Poirot isn’t the only sleuth to go undercover and take a different name. For instance, in Angela Savage’s Behind the Night Bazaar, Bangkok PI Jayne Keeney learns that her good friend Didier ‘Didi’ de Montpasse has been killed by police. The official explanation is that the police had come to arrest Didi for the murder of his partner, Sanga ‘Nou.’ According to the report, Didi resisted arrest so violently that he had to be killed. But Keeney doesn’t believe this. What’s more, she doesn’t believe that her friend killed his partner. So, she decides to investigate. And to do this, she takes on the name Simone Whitfield. That’s the name she uses when she meets Australian Federal Police (AFP) agent Mark D’Angelo. He’s in Thailand as part of a special task force looking into the child sex trade. He and Keeney have very different ways of going about addressing that problem, and it’s interesting to see how she interacts with him in her ‘Simone’ persona.
In Nicholas Blake’s The Beast Must Die, we are introduced to mystery novelist Frank Cairnes. He writes under the name of Felix Lane, and that’s the name he uses when he decides to find out who killed his beloved son, Martin ‘Martie.’ The boy died in a hit-and-run incident, and Cairnes wants to find out who was driving. He believes that he may be too well-known under his own name, so he grows his beard out and ‘becomes’ Felix Lane. Then, he moves back to the town where he and Martie lived, and tracks down the man who he believes is responsible for Martie’s death. The only problem is, the most likely suspect, a man named George Rattery, has found Carines’ diary, and now knows his plan. He tells Cairnes that if anything happens to him, Cairnes will be the immediate suspect. Later that day, Rattery dies of what turns out to be poison. Cairnes contacts poet and private investigator Nigel Strangeways, and asks for his help. His claim is that he had planned to kill Rattery, but not with poison. And why would he carry out his first plan, and also make such an elaborate plan to poison the victim? Strangeways is inclined to believe him, and starts looking for other possibilities. And, in the end, he finds out who killed George Rattery.
It’s not uncommon in the sex industry for people to use ‘stage names.’ There are, in fact, a lot of good reasons for people who work in that industry not to use their own names. We see this, for instance, in Leigh Redhead’s Peepshow. In that novel, we meet private investigator Simone Kirsch, who also works at times as a stripper. When she is hired to investigate the murder of a table dancing club called the Red Room, she goes undercover there as a newly-hired dancer. She uses the name Vivien Leigh, and plenty of people think the mystique of the name suits her.

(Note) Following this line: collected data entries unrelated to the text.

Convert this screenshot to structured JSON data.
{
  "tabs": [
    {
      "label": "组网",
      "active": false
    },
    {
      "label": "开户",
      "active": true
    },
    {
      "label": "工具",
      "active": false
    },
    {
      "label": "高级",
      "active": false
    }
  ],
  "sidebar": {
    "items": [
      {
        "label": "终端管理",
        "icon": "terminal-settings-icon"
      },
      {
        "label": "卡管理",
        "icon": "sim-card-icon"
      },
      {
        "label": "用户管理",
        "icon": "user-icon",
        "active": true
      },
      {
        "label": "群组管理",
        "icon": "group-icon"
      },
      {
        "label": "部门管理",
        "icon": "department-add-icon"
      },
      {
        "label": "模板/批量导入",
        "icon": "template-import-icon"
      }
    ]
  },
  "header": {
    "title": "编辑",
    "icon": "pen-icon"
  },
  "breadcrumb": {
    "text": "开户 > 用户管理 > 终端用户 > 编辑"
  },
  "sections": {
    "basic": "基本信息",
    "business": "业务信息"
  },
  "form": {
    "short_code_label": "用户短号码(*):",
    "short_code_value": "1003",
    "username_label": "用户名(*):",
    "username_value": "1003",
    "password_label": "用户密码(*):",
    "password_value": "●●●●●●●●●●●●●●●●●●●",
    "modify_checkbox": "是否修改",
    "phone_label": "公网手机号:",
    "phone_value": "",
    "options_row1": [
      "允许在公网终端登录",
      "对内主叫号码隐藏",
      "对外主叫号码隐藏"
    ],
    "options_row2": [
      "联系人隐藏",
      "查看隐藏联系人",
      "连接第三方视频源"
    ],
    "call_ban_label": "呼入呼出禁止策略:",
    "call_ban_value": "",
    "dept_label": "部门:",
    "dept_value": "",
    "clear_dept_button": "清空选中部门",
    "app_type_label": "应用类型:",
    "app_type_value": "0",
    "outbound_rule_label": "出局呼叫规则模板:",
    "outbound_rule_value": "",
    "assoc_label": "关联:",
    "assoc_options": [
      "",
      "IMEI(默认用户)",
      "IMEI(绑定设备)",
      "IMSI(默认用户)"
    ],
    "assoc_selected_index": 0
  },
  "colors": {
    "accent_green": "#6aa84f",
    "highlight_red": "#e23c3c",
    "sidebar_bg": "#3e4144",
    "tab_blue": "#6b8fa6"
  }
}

In John Grisham’s The Chamber, Chicago lawyer Adam Hall travels to his firm’s Memphis office to help on the case of Sam Cayhall, who’s about to be executed for a bombing related to his Ku Klux Klan activities. We learn before long that Cayhall had been involved in Klan activity for a number of years, and that his son, Eddie, was disgusted at it all. When his father was convicted, Eddie Cayhall changed his name and moved to California. Later, he returned to the South (but not to Memphis) as Eddie Hall. He was the father of Adam Hall (who was actually born Alan Cayhall). So, as it turns out, Sam Cayhall is Adam Hall’s grandfather. That doesn’t make anything easier as Hall learns more about the bombing, and about his own family history. Along with trying to keep his grandfather from getting the death penalty, Hall also has to confront his own past, and it’s not going to be easy.
Names really are an important part of how we appear to the world. That’s why they can be so useful in a crime story. They can disguise or create an identity, and they can allow for interesting character development.
*NOTE: The title of this post is a line from the Kinks’ You Don’t Know My Name.